Beyoncé made a surprise appearance at last night’s Council of Fashion Designer of America (CFDA) Awards in New York. The CFDA named her this year’s Fashion Icon—an honor that’s been bestowed upon stars such as Kate Moss, Rihanna, and Pharrell Williams in past years.
For Beyoncé, who wore a striped Givenchy suit and the broad-brimmed hat that’s quickly becoming a signature, the award was particularly poignant. Her fans are used to seeing the pop star sporting recognizable clothes by luxury labels: “I’m so reckless when I rock my Givenchy dress,” she growls in “Formation,” and fashion blogs write play-by-plays of every bodysuit, gown, and accessory Bey wears on stage, carpet, and screen.
But for the singer herself, that’s relatively new. She told the fashion royalty assembled at the awards show Monday (June 6) that designers wouldn’t dress her band Destiny’s Child—”four black, country, curvy girls.” Her mother, Tina Knowles, turned to her own “talent and creativity” to dress the young women (and even wrote a book about achieving that “bootylicious” style): “My mother and my uncle, God rest his soul, made all of our first costumes, individually sewing hundreds of crystals and pearls, putting so much passion and love into every small detail.”
“When I wore these clothes I felt like Khaleesi,” Beyoncé told the crowd. “I had an extra suit of armor. It was so much deeper than any brand name.”

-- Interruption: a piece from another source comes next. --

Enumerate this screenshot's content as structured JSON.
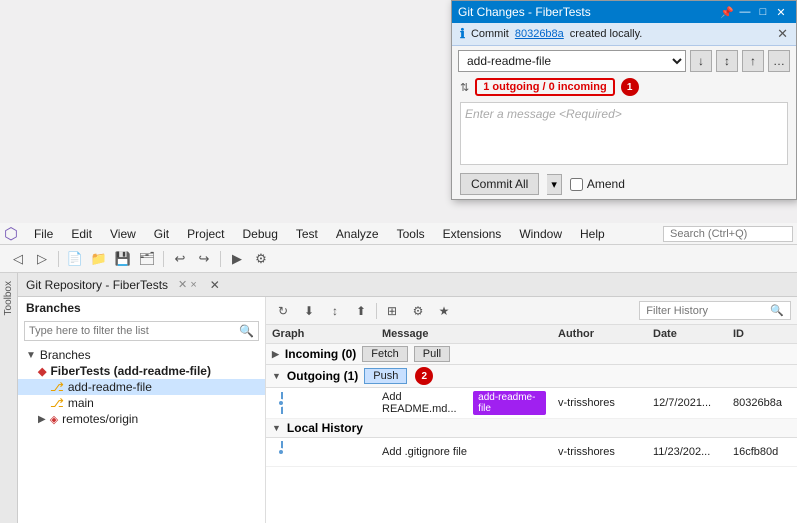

Even as recently as two years ago.
New York Times’ fashion critic Vanessa Friedman wrote that “Beyoncé hasn’t moved, or influenced, the direction of fashion writ large,” when several of the singer’s costumes were put on display in the Rock and Roll Hall of Fame in Cleveland: She doesn’t worm her way into designers’ imaginations, the way Patti Smith and Courtney Love did. Her stylist has not become a well-known name in his own right, the way Nicola Formichetti has moved from working with Lady Gaga (who also won the CFDA Fashion Icon award in 2011) to becoming the creative director and frontman of Diesel.

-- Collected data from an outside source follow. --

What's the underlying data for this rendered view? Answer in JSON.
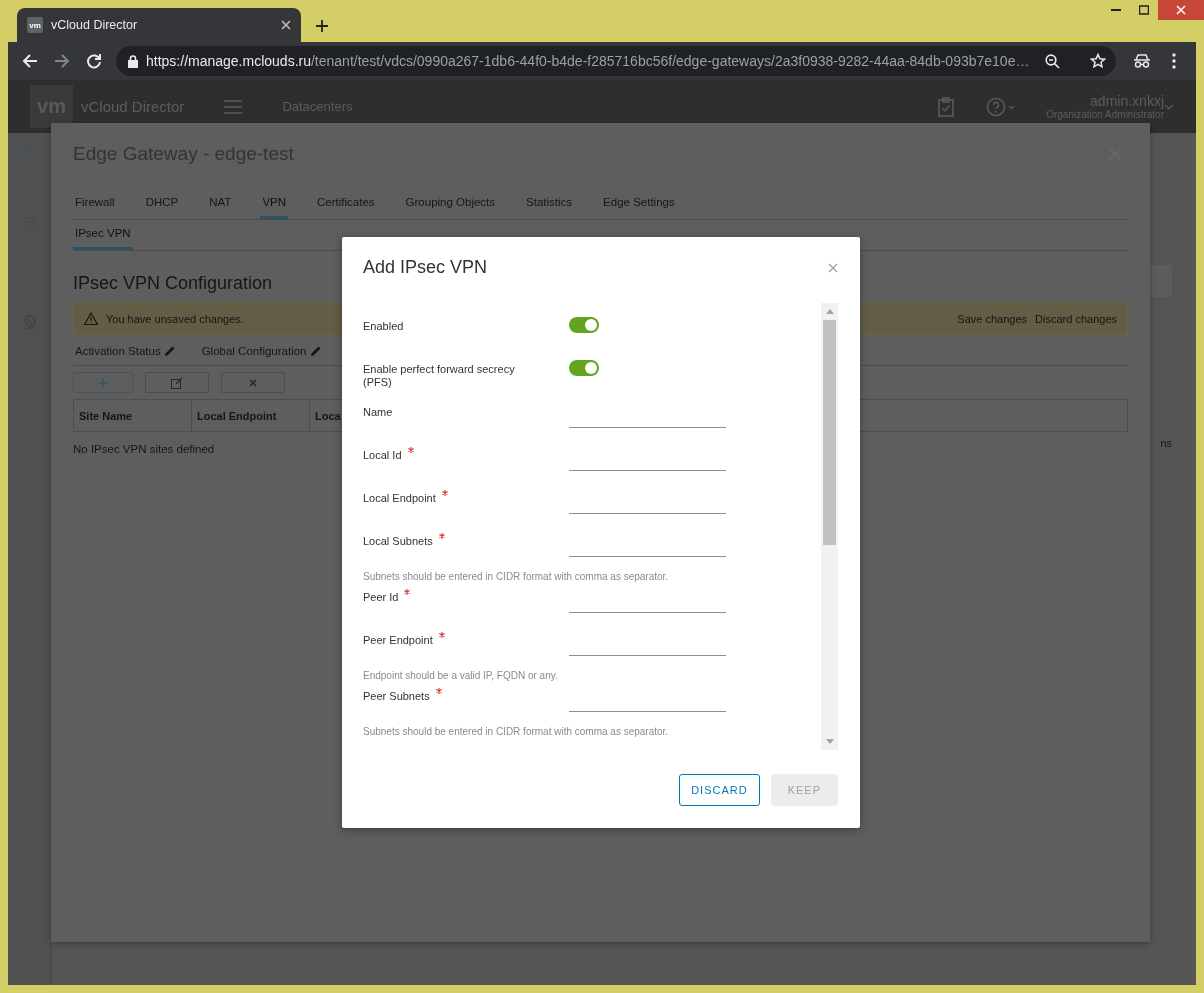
{
  "browser": {
    "favicon_text": "vm",
    "tab_title": "vCloud Director",
    "url_host": "https://manage.mclouds.ru",
    "url_path": "/tenant/test/vdcs/0990a267-1db6-44f0-b4de-f285716bc56f/edge-gateways/2a3f0938-9282-44aa-84db-093b7e10e…"
  },
  "header": {
    "logo": "vm",
    "app_name": "vCloud Director",
    "nav_link": "Datacenters",
    "user_name": "admin.xnkxj",
    "user_role": "Organization Administrator"
  },
  "background": {
    "fragment_text": "ns"
  },
  "edge_modal": {
    "title": "Edge Gateway - edge-test",
    "tabs": [
      {
        "label": "Firewall",
        "selected": false
      },
      {
        "label": "DHCP",
        "selected": false
      },
      {
        "label": "NAT",
        "selected": false
      },
      {
        "label": "VPN",
        "selected": true
      },
      {
        "label": "Certificates",
        "selected": false
      },
      {
        "label": "Grouping Objects",
        "selected": false
      },
      {
        "label": "Statistics",
        "selected": false
      },
      {
        "label": "Edge Settings",
        "selected": false
      }
    ],
    "subtabs": [
      {
        "label": "IPsec VPN",
        "selected": true
      }
    ],
    "heading": "IPsec VPN Configuration",
    "alert": {
      "message": "You have unsaved changes.",
      "actions": [
        "Save changes",
        "Discard changes"
      ]
    },
    "settings_links": [
      "Activation Status",
      "Global Configuration"
    ],
    "table_buttons": [
      {
        "kind": "add",
        "disabled": false
      },
      {
        "kind": "edit",
        "disabled": true
      },
      {
        "kind": "delete",
        "disabled": true
      }
    ],
    "table": {
      "columns": [
        "Site Name",
        "Local Endpoint",
        "Loca"
      ],
      "empty_text": "No IPsec VPN sites defined"
    }
  },
  "dialog": {
    "title": "Add IPsec VPN",
    "fields": [
      {
        "label": "Enabled",
        "kind": "toggle",
        "required": false,
        "on": true
      },
      {
        "label": "Enable perfect forward secrecy (PFS)",
        "kind": "toggle",
        "required": false,
        "on": true
      },
      {
        "label": "Name",
        "kind": "text",
        "required": false
      },
      {
        "label": "Local Id",
        "kind": "text",
        "required": true
      },
      {
        "label": "Local Endpoint",
        "kind": "text",
        "required": true
      },
      {
        "label": "Local Subnets",
        "kind": "text",
        "required": true,
        "hint": "Subnets should be entered in CIDR format with comma as separator."
      },
      {
        "label": "Peer Id",
        "kind": "text",
        "required": true
      },
      {
        "label": "Peer Endpoint",
        "kind": "text",
        "required": true,
        "hint": "Endpoint should be a valid IP, FQDN or any."
      },
      {
        "label": "Peer Subnets",
        "kind": "text",
        "required": true,
        "hint": "Subnets should be entered in CIDR format with comma as separator."
      }
    ],
    "buttons": [
      {
        "label": "DISCARD",
        "kind": "secondary",
        "disabled": false
      },
      {
        "label": "KEEP",
        "kind": "primary",
        "disabled": true
      }
    ]
  }
}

Today, it’s hard to imagine that Beyoncé hasn’t “wormed her way into designers’ imaginations,” and Friedman herself recognized the deft way Beyoncé used fashion to support—but not overwhelm—her artistic message in this year’s visual album, “Lemonade.”

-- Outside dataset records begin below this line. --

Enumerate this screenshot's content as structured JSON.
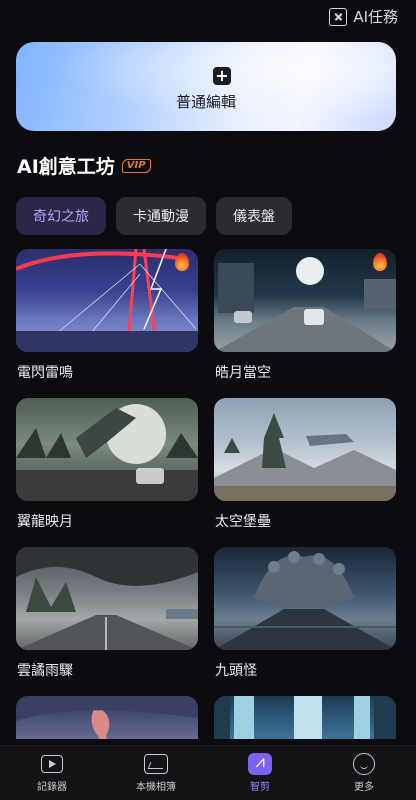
{
  "header": {
    "ai_tasks_label": "AI任務",
    "ai_tasks_icon": "ai-task-icon"
  },
  "hero": {
    "icon": "plus-icon",
    "label": "普通編輯"
  },
  "section": {
    "title": "AI創意工坊",
    "badge": "VIP"
  },
  "tabs": [
    {
      "label": "奇幻之旅",
      "active": true
    },
    {
      "label": "卡通動漫",
      "active": false
    },
    {
      "label": "儀表盤",
      "active": false
    }
  ],
  "cards": [
    {
      "title": "電閃雷鳴",
      "hot": true
    },
    {
      "title": "皓月當空",
      "hot": true
    },
    {
      "title": "翼龍映月",
      "hot": false
    },
    {
      "title": "太空堡壘",
      "hot": false
    },
    {
      "title": "雲譎雨驟",
      "hot": false
    },
    {
      "title": "九頭怪",
      "hot": false
    },
    {
      "title": "",
      "hot": false
    },
    {
      "title": "",
      "hot": false
    }
  ],
  "nav": [
    {
      "label": "記錄器",
      "icon": "recorder-icon",
      "active": false
    },
    {
      "label": "本機相簿",
      "icon": "album-icon",
      "active": false
    },
    {
      "label": "智剪",
      "icon": "smart-edit-icon",
      "active": true
    },
    {
      "label": "更多",
      "icon": "more-icon",
      "active": false
    }
  ],
  "colors": {
    "accent": "#9b82ff",
    "background": "#0c0c10",
    "vip": "#e07a3a"
  }
}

Here’s Beyoncé’s full speech (originally
published on Vogue Runway):
Thank you so much, Diane, for the things you just said about me. I feel so much love and I feel so proud. As long as I can remember, fashion has been part of my life. Its effect on me actually started before I was born. Many of you guys don’t know this, but my grandmother was a seamstress. My grandparents did not have enough money, they could not afford my mother’s Catholic school tuition. So my grandmother sewed clothes for the priests and the nuns and made uniforms for the students in exchange for my mother’s education. She then passed this gift onto my mother and taught her how to sew.
Starting out in Destiny’s Child, high-end labels didn’t really want to dress four black, country, curvy girls, and we couldn’t afford designer dresses and couture. My mother was rejected from every showroom in New York. But like my grandmother, she used her talent and her creativity to give her children their dreams. My mother and my uncle, God rest his soul, made all of our first costumes, individually sewing hundreds of crystals and pearls, putting so much passion and love into every small detail. When I wore these clothes I felt like Khaleesi. I had an extra suit of armor. It was so much deeper than any brand name.
My mother is fabulous and beautiful and she’s here tonight. My mother, my grandmother, and my uncle are always with me so I cannot fail. My mother actually designed my wedding dress, my prom dress, my first CFDA Award dress, my first Grammy dress, and the list goes on and on. And this to me is the true power and potential of fashion. It’s a tool for finding your own identity. It transcends style, and it’s a time capsule of all of our greatest milestones. So to my mother, my grandmother, my uncle, thank y’all. Thank you for showing me that having presence is about far more than the clothes you wear and your physical beauty. Thank you for showing me how to take risks, work hard, and live life on my own terms.
I want to say thank you to every designer who works tirelessly to make people think they can write their own story. Y’all are fairy godmothers, magicians, sculptors, and sometimes even our therapists. I encourage you to not forget this power you have or to take it lightly. We have the opportunity to contribute to a society where any girl can look at a billboard or magazine cover and see her own reflection. Soul has no color, no shape, no form. Just like all of your work, it goes far beyond what the eye can see. You have the power to change perception, to inspire and empower, and to show people how to embrace their complications, and see the flaws, and the true beauty and strength that’s inside all of us. Thank you so much for this incredible award, I’ll never forget this night. God bless you all. Thank you.